Democrats initially appeared to be accepting of Berhel's victory. The mostly-Democrat commissioners of election certified the results without issue, and even the pro-Democrat Baton Rouge newspaper called the Journal offered a post-mortem analysis of the results that was somewhat conciliatory in tone, complimentary toward Berhel and the election process in general. Berhel was formally issued a commission to assume office by Gov. Henry C. Warmoth, also a Republican but acting from the temporary capital in New Orleans.

However, with the election decided by only 15 votes, it may have been inevitable that a Democratic-controlled electoral investigative committee would be created. The committee eventually reported that it was able to find fault with eight votes, exactly enough to reverse the election totals to a mere one-vote win for Elam. This made it the second-closest mayoral election in Baton Rouge history (the 1856 election had ended in a tie). Eventually, the majority-Democrat Board of Selectmen would publicly announce that they would accept the investigative committee's findings, alter the election results of record, and consider Elam as the mayor going forward. With few Republican officials holding any positions of influence that could directly help Berhel, his mayoral win had now effectively been tossed aside by the Democrats. Warmoth himself was still attempting to balance the state's difficult post-war peace and opted to not use any kind of force to prop up Berhel's administration. A committee formed in subsequent weeks by local African American Republican politician J. Henri Burch continued to keep Berhel's claim to the office in the news, in hopes that acting governor Lt. Gov. Oscar J. Dunn, also a black Republican, might more actively support Berhel. However, Dunn too declined to get involved as well.

Following the next mayor's election, in 1872, a similar controversy erupted between the incumbent Elam and his Republican challenger Henry Schorten, but by then the Republicans had apparently built up a stronger local party organization and were able to hold on to a share of the mayor's office even after the investigation for voting irregularities.

==Personal life==
Berhel later served as a trustee for the Louisiana Institution for the Education of the Deaf and Dumb.

Late in his life, multiple properties of his were dispersed through tax sales. A Baton Rouge newspaper reported in November 1901 that Berhel was "nearing the end of his earthly career" and possibly as old as 96 at that point (though this age figure conflicts with past census numbers that would have put his age closer to being around 91 or even 86).
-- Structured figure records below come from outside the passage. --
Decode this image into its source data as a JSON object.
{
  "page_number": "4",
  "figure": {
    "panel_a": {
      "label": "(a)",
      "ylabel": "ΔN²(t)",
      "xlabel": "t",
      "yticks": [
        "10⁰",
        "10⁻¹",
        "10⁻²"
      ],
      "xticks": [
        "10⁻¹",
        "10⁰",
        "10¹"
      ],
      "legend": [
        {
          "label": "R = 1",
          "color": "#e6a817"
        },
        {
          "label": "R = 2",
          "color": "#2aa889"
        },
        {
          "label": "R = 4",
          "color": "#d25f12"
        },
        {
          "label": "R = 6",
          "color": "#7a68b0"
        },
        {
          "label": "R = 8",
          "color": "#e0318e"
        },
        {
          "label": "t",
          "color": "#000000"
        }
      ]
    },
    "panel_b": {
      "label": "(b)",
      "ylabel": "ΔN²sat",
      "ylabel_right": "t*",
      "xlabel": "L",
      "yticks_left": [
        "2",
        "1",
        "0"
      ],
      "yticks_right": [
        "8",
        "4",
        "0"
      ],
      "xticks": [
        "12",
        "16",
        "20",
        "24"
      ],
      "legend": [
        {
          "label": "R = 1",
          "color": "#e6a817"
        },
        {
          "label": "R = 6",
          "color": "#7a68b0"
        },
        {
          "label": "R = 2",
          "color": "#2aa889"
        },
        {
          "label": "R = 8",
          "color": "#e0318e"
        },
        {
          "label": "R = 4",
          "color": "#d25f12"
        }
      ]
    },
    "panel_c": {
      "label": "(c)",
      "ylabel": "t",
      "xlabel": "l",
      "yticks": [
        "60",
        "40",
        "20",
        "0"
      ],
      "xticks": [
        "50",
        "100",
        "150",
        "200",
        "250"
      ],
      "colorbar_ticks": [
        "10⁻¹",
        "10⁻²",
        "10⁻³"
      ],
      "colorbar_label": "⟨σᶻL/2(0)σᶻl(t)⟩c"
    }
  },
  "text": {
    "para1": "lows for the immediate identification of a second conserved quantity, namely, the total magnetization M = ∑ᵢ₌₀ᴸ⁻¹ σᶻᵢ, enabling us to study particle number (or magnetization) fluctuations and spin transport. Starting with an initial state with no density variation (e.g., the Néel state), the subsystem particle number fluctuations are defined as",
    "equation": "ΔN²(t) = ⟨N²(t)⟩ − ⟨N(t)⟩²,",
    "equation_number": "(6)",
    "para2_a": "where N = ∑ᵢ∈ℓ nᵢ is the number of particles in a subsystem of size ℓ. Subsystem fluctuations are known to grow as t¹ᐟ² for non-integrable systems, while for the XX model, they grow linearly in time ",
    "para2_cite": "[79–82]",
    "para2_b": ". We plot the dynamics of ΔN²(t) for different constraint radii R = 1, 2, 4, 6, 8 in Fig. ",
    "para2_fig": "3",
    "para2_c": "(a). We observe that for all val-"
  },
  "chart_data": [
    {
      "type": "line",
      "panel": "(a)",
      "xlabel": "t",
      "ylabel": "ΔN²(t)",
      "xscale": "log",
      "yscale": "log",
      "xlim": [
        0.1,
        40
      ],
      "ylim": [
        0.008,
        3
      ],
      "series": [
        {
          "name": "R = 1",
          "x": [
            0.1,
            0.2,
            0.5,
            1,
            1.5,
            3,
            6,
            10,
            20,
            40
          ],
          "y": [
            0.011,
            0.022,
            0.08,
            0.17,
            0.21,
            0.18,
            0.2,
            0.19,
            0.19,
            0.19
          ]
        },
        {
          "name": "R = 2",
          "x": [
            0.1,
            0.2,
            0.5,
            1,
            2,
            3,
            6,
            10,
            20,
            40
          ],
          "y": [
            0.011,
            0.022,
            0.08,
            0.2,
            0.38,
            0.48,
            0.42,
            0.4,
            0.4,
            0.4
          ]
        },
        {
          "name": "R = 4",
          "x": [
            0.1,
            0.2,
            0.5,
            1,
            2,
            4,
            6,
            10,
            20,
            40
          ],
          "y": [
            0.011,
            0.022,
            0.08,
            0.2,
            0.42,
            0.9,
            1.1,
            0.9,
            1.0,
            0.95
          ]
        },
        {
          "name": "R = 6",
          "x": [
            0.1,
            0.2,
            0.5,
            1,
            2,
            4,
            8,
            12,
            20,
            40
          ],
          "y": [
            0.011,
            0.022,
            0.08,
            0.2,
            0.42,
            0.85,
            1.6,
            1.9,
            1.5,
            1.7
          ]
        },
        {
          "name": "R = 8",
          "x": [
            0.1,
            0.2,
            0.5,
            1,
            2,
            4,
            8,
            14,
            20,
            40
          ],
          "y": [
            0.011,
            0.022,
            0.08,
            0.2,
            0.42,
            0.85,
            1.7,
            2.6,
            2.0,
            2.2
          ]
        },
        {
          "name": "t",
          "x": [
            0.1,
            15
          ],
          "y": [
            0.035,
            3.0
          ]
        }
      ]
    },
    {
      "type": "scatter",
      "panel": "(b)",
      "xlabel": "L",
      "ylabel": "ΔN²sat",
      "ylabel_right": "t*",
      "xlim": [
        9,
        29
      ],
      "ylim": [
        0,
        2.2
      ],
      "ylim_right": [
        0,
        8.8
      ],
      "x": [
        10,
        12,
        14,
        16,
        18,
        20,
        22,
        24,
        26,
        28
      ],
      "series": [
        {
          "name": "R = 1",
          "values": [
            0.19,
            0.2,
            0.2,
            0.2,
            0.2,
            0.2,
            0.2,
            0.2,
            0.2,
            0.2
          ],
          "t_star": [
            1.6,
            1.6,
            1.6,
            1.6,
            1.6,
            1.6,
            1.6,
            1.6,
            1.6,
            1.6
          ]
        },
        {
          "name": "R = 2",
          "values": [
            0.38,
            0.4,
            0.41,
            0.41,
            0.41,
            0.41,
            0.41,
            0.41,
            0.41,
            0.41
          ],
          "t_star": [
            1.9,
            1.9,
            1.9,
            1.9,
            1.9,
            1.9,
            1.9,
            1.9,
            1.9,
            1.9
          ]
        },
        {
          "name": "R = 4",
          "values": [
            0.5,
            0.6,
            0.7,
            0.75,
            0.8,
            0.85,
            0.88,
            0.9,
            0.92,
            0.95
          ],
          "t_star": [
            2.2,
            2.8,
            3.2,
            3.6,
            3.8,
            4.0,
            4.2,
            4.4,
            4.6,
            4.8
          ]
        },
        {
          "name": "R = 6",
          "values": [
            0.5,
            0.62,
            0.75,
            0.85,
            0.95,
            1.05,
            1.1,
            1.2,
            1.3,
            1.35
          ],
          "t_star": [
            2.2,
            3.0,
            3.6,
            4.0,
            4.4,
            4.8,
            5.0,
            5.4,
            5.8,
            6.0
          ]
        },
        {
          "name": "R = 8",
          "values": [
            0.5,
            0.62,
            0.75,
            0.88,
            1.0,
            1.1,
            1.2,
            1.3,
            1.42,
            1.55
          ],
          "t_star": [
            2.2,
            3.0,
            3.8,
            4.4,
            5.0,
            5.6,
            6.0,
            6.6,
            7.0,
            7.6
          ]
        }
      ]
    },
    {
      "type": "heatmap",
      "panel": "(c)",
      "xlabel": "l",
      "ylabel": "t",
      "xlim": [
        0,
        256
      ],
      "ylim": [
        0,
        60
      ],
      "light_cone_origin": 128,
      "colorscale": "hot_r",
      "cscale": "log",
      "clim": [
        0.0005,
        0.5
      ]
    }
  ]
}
His surname is sometimes incorrectly rendered as "Brahil" or "Brahill."

==Legacy==
Berhel's six-week tenure in 1871 would mark the last time that an African American would hold the mayor's seat until 2005, when Kip Holden took office for the first of his three consecutive terms (another African American, Sharon Weston Broome, was elected right after Holden and served between 2017 and 2024).
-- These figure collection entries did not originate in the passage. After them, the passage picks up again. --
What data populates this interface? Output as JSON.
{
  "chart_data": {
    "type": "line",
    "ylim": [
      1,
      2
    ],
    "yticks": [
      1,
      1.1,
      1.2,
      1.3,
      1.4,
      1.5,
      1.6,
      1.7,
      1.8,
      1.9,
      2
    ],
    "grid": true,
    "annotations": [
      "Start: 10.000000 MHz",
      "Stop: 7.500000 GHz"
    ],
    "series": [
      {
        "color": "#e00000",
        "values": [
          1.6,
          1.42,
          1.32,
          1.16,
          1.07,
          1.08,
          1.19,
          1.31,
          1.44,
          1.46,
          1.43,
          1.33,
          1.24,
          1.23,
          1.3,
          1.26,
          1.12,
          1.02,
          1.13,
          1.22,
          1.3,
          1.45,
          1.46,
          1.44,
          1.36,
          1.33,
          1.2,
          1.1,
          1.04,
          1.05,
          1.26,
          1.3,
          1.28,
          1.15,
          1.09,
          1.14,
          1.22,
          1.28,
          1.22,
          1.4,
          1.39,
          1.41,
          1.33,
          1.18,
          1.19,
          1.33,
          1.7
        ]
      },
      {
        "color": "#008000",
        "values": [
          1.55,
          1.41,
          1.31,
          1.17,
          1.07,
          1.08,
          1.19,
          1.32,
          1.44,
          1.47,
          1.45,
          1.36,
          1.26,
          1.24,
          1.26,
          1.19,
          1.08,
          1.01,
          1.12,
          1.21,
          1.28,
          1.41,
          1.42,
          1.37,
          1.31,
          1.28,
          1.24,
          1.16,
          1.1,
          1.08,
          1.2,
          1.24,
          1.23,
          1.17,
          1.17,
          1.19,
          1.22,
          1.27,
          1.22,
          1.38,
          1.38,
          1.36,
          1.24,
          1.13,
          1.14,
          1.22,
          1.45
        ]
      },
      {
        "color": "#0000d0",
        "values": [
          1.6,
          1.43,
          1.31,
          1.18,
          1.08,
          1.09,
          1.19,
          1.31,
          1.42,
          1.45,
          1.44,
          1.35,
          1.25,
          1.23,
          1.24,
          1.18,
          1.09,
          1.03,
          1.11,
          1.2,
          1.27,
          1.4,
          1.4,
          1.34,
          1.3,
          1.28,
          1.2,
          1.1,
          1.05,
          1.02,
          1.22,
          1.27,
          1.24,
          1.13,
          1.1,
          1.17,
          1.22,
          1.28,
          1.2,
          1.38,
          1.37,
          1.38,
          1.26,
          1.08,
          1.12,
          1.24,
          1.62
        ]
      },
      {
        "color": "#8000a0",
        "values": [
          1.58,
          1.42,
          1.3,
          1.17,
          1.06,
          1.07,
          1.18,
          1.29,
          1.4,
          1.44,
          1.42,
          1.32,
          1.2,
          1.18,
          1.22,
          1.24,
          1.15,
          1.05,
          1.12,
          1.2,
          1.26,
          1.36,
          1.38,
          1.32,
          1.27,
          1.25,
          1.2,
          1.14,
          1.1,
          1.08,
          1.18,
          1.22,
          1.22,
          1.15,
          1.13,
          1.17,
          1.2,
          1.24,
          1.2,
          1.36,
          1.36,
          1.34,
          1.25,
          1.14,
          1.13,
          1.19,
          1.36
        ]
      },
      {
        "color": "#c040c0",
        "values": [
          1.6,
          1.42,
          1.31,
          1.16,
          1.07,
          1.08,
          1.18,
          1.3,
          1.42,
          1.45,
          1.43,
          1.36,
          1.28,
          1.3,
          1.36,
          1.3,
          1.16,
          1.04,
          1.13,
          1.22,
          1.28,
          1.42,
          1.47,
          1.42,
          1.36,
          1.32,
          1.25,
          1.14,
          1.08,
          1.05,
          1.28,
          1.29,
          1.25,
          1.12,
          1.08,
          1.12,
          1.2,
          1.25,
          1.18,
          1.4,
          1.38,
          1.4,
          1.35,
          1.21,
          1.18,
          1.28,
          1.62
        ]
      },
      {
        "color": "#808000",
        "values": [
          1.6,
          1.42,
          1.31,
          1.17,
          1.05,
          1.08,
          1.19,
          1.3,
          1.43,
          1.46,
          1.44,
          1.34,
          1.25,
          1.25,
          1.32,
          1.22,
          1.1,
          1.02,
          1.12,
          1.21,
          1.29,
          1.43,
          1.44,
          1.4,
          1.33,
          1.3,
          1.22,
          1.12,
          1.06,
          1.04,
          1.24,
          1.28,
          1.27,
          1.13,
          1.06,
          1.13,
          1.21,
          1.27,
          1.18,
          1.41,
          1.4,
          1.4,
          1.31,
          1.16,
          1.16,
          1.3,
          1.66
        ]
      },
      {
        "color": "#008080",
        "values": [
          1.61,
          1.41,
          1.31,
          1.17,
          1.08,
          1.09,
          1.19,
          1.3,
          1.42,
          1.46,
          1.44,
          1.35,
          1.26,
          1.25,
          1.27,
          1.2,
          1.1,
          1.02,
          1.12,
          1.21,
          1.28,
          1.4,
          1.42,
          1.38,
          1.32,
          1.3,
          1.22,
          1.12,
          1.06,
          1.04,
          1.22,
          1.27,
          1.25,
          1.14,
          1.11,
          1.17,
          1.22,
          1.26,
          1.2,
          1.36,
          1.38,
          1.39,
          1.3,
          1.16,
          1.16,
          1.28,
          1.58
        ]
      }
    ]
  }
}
Berhel's brief term also blazed a trail for future Republican candidates for office in the area. When the next Republican contender for the municipality's mayoral seat faced a scenario similar to that which Berhel had, the party was better prepared to stay and fight for the position. Further more, Berhel's own two sons, Felix Berhel and J. Oscar Berhel, followed in their father’s footsteps and were active in Republican politics in subsequent decades.